Dr. Tariq Ramadan

Dr. Tariq Ramadan


Tariq Ramadan was born in Geneva, Switzerland on 26 August 1962. He is the son of Said Ramadan and Wafa Al-Bana, who was the eldest daughter of Hassan al Banna, who in 1928 founded the Muslim Brotherhood in Egypt. Gamal al-Banna, the liberal Muslim reformer is his great-uncle. His father was a prominent figure in the Muslim Brotherhood and was exiled by Gamal Abdul Nasser from Egypt to Switzerland, where Tariq was born.
Tariq Ramadan studied Philosophy and French literature at the Masters level and holds a PhD in Arabic and Islamic studies from the University of Geneva. He also wrote a PhD dissertation on Friedrich Nietzsche, titled Nietzsche as a Historian of Philosophy.
He taught at the College de Saussure, a high school in Geneva, Switzerland, and held a lectureship in Religion and Philosophy at the University of Fribourg from 1996 to 2003. In October 2005 he began teaching at St Antony's College at the University of Oxford on a Visiting Fellowship. In 2005 he was a senior research fellow at the Lokahi Foundation. In 2007 he successfully applied for the professorship in Islamic studies at the University of Leiden, but then declined to take up the position, citing professional reasons. He was also a guest professor of Identity and Citizenship at Erasmus University Rotterdam, till August 2009 when the City of Rotterdam and Erasmus University dismissed him from his positions as "integration adviser" and professor, stating that the program he chairs on Iran's Press TV, Islam & Life, was "irreconcilable" with his duties in Rotterdam. Ramadan described this move as Islamophobic and politically charged. Beginning September 2009, Ramadan, was appointed to the Chair in Contemporary Islamic Studies at Oxford University.
Ramadan established the Mouvement des Musulmans Suisses (Movement of Swiss Muslims), which engages in various interfaith seminars. He is an advisor to the EU on religious issues and was sought for advice by the EU on a commission on “Islam and Secularism”.In September 2005 he was invited to join a task force by the government of the United Kingdom. He is also the President of the Euro-Muslim Network, a Brussels-based think-tank.
He is widely interviewed and has produced about 100 tapes which sell tens of thousands of copies each year.
As of 2009, Tariq Ramadan was persona non grata in Tunisia, Egypt, Saudi Arabia, Libya and Syria because of his "criticism of these undemocratic regimes that deny the most basic human rights".

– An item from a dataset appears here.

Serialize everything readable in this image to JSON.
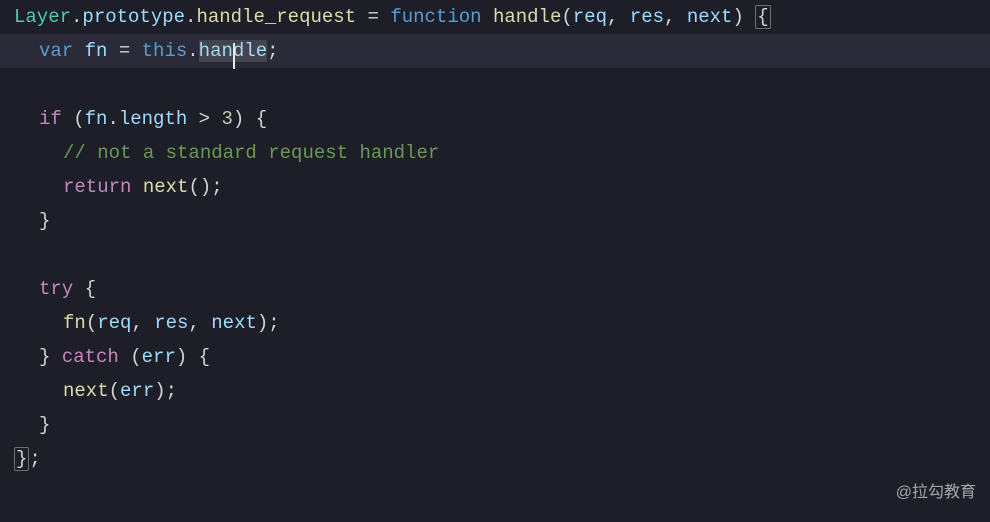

                                                   














'What I Beleive' is a book that is written by the Dr. Triq Ramadan on Islam. This book was published by Oxford University Press on 6th of october, 2009.












Ramadan works primarily on Islamic theology and the position of Muslims in the West and within Muslim majority countries. In general, he believes it necessary to interpret the Qur'an, not simply to read the Arabic text, in order to understand its meaning and to practice Islamic philosophy. He also emphasizes the difference between religion and culture, which he believes are too often confused, arguing that citizenship and religion are separate concepts which should not be mixed. He claims that there is no conflict between being both a Muslim and a European; a Muslim must accept the laws of his country. But he is opposed to some politicians or people who try to circumvent or to give a new sense of their own laws.
He believes that Western Muslims must create a "Western Islam" just as there is a separate "Asian Islam" and an "African Islam", which take into account cultural differences. By this he means that European Muslims must re-examine the fundamental texts of Islam (primarily the Qur'an) and interpret them in light of their own cultural background, influenced by European society.
He rejects a binary division of the world into dar al-Islam (the abode of Islam) and dar al-harb (the abode of war), on the grounds that such a division is not mentioned in the Qur'an. He has been also known to cite favourably the Dar al-Da'wa (Abode of Information Dissemination). However, Ramadan has articulated both the "ideological geography" of the West and the duty of da'wa in an original fashion and one that is starkly more pro-integration than the more conservative "loyal resident alienage" articulated by such jurists as al-Qaradawi. For Ramadan, the West is neither the Abode of War nor the Abode of da'wa but "dar al-shahada," the "Abode of Testimony" [to the Islamic Message]. He argues that Muslims are "witnesses before mankind"; they must continue to review the fundamental principles of Islam and take responsibility for their faith.
Importantly, for him the "Islamic message" to which Muslims are expected to bear witness is not primarily the particularist, socially conservative code of traditionalist jurists, but a commitment to universalism and the welfare of non-Muslims; it is also an injunction not merely to make demands on un-Islamic societies but to express solidarity with them.

Ramadan has voiced his opposition to all forms of capital punishment but believes the Muslim world should remove such laws from within, without any Western pressure, as such would only further alienate Muslims, and instead bolster the position of those who support hudud punishments.
He has said "Muslim populations are convincing themselves of the Islamic character of these practices through a rejection of the west, on the basis of a simplistic reasoning that stipulates that 'the less western, the more Islamic'."

Politically, Ramadan was opposed to the 2003 invasion of Iraq. He believes that jihad against the United States military in Iraq was justified as an act of resistance to oppression.
He has condemned suicide bombing and violence as a tactic. Perhaps more importantly, he believes that terrorism is never justifiable, even though it is sometimes understandable.
He was opposed to the French law on secularity and conspicuous religious symbols in schools.